I requisiti, come si legge anche nel bando relativo al concorso del 2017, devono essere posseduti entro il termine di presentazione delle domande.

Riposta ai quesiti

Rispondiamo ai quesiti posti all’inizio e inviati in redazione da due nostri lettori.

Quesito 1: 

D. Il mio quinto anno in ruolo parte dall’anno scolastico 2022/2023. Se il concorso dovesse essere bandito nei prossimi mesi, potrei partecipare? O bisogna aspettare a completamento del quinto anno di ruolo?
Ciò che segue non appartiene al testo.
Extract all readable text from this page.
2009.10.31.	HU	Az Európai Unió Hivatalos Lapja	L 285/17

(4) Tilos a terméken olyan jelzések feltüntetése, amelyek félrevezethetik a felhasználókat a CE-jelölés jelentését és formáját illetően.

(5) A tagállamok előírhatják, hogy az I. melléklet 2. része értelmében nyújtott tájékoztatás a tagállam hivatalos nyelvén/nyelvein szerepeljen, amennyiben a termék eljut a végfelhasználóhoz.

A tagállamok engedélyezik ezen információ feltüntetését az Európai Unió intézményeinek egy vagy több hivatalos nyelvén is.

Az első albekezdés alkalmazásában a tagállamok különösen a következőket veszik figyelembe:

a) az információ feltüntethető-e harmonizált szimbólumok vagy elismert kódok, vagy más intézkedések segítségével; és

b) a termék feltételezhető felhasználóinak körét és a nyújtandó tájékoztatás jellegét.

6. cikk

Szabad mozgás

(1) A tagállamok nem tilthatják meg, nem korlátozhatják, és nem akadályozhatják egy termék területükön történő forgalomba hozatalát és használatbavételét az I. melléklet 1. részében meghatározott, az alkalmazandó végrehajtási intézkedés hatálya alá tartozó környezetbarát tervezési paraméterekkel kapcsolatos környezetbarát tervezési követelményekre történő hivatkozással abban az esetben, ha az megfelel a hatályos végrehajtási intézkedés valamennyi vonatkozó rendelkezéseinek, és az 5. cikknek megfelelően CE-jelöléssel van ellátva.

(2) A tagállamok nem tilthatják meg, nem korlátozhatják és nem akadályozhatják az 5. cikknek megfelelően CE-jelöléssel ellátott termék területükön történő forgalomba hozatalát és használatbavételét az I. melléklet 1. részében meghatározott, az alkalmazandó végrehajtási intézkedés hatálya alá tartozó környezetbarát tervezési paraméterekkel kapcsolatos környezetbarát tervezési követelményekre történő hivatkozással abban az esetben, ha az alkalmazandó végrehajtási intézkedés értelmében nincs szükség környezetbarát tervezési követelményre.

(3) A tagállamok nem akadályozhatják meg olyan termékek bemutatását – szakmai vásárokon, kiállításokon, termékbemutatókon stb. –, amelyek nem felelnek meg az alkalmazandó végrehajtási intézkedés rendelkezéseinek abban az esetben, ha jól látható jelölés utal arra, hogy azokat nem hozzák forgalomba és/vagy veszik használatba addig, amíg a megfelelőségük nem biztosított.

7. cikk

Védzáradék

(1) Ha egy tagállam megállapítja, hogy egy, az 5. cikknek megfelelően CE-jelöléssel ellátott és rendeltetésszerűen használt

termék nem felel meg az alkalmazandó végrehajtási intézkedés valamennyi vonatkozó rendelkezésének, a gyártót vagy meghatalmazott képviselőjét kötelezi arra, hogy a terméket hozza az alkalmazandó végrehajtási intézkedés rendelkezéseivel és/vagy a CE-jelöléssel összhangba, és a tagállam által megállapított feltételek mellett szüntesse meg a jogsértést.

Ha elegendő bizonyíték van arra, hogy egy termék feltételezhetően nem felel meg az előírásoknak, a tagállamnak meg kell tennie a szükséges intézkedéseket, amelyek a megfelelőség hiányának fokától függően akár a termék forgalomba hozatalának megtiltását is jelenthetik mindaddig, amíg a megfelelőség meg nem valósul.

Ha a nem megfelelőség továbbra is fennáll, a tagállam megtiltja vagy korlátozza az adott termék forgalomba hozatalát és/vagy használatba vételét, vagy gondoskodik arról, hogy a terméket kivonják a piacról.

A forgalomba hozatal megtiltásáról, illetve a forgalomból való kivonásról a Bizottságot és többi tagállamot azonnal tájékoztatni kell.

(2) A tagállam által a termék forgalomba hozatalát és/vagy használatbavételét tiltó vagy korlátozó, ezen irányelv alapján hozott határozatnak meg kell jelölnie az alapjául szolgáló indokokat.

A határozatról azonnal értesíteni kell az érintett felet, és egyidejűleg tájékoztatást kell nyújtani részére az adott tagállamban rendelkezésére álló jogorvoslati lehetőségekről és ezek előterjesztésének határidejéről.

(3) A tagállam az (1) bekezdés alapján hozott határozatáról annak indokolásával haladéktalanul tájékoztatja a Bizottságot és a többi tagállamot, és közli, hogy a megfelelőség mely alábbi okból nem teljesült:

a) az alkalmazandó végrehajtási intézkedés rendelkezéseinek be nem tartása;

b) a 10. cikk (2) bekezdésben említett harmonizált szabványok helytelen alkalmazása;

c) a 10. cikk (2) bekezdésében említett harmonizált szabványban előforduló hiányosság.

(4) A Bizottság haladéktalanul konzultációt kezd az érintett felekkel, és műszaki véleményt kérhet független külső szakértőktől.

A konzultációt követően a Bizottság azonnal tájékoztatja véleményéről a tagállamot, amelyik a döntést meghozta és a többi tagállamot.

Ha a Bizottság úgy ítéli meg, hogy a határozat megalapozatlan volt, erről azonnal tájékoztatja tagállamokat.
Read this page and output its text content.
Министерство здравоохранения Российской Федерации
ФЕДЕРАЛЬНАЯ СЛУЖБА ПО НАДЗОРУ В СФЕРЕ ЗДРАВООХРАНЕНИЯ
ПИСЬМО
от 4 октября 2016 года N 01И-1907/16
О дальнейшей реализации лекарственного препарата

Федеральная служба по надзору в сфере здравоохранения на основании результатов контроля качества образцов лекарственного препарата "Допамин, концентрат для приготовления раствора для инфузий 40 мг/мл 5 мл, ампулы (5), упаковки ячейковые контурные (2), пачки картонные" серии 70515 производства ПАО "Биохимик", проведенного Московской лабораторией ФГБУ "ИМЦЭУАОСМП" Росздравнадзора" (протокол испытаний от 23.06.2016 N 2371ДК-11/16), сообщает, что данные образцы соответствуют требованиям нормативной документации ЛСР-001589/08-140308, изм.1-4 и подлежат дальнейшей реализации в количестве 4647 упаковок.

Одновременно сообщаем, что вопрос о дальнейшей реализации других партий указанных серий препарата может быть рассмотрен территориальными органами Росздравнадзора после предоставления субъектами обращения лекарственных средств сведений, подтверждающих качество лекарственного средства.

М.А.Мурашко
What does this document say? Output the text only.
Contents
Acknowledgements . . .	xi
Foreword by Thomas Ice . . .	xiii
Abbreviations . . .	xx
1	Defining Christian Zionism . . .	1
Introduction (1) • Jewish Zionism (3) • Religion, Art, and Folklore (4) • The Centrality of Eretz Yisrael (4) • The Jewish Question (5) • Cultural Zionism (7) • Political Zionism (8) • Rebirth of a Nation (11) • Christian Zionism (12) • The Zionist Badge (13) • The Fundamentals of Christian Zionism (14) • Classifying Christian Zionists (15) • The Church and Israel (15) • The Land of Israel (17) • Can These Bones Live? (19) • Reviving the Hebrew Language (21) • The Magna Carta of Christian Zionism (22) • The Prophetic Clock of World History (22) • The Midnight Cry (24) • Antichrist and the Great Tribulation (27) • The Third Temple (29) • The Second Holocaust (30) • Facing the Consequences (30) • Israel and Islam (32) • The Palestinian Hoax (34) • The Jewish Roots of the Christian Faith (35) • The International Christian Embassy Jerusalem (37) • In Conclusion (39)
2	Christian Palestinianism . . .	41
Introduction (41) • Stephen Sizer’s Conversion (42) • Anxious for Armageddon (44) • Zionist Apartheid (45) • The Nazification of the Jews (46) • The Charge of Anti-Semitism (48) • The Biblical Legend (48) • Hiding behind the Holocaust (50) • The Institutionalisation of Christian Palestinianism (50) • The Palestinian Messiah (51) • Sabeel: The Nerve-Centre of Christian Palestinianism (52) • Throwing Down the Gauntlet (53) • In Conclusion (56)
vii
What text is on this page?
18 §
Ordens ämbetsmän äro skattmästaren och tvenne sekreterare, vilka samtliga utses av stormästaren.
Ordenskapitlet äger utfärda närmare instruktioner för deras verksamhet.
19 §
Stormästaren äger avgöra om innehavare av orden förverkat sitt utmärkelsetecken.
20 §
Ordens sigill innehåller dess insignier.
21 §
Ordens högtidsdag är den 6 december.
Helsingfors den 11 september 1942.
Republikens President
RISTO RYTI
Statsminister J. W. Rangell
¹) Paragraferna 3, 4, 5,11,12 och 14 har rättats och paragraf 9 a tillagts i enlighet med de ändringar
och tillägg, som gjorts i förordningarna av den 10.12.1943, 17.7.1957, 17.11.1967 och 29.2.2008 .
R. Come detto sopra, i requisiti di partecipazione devono essere posseduti entro i termini di presentazione delle istanze, compresi i cinque anni di servizio. Evidenziamo che, anche per i docenti di ruolo, l’anno di servizio è valutabile (come leggiamo anche nel CCNI sulla mobilità 2022/25), se sono stati svolti almeno 180 giorni di servizio, ragion per cui, se il concorso verrà bandito nel corso dell’a.s. 2022/23 ed entro la data di presentazione delle domande il nostro lettore avrà svolto un servizio di almeno 180 giorni, dovrebbe poter partecipare alla procedura concorsuale. Quanto detto, è confermato da una delle Faq pubblicate dal Ministero in occasione del concorso del 2017, che, sebbene si riferisca ad una delle preferenze da indicare nell’istanza, conferma che l’anno di servizio si valuta se sono stati svolti almeno 180 giorni di servizio:

“D. Chi deve spuntare la preferenza “17. Aver prestato servizio senza demerito, a qualunque titolo, ivi inclusi i docenti, per non meno di un anno alle dipendenze del Ministero dell’Istruzione, dell’Università e della Ricerca”. Per esempio i docenti che prestano servizio a scuola devono dichiarare la preferenza?

R. Può segnare la preferenza 17 il docente che abbia svolto servizio per non meno di un anno alle dipendenze del M.I.U.R.. Poiché fra i requisiti di accesso al concorso sono previsti 5 anni di servizio di almeno 180 giorni, tutti i docenti con servizio di insegnamento nelle scuole statali ne sono in possesso.”

Quesito 2: 

D. Un docente ITP con 25 anni di insegnamento e con la partecipazione agli esami di stato con il ruolo di presidente della commissione di esame potrà prendere parte a tale concorso pur non essendo laureato?

R. La risposta è negativa, in quanto tra i requisiti richiesti vi è il possesso di una delle lauree o diplomi accademici sopra elencati.

NB: quanto scritto fa riferimento alla bozza di regolamento, per cui potrebbero esserci delle modifiche che, eventualmente, segnaleremo prontamente.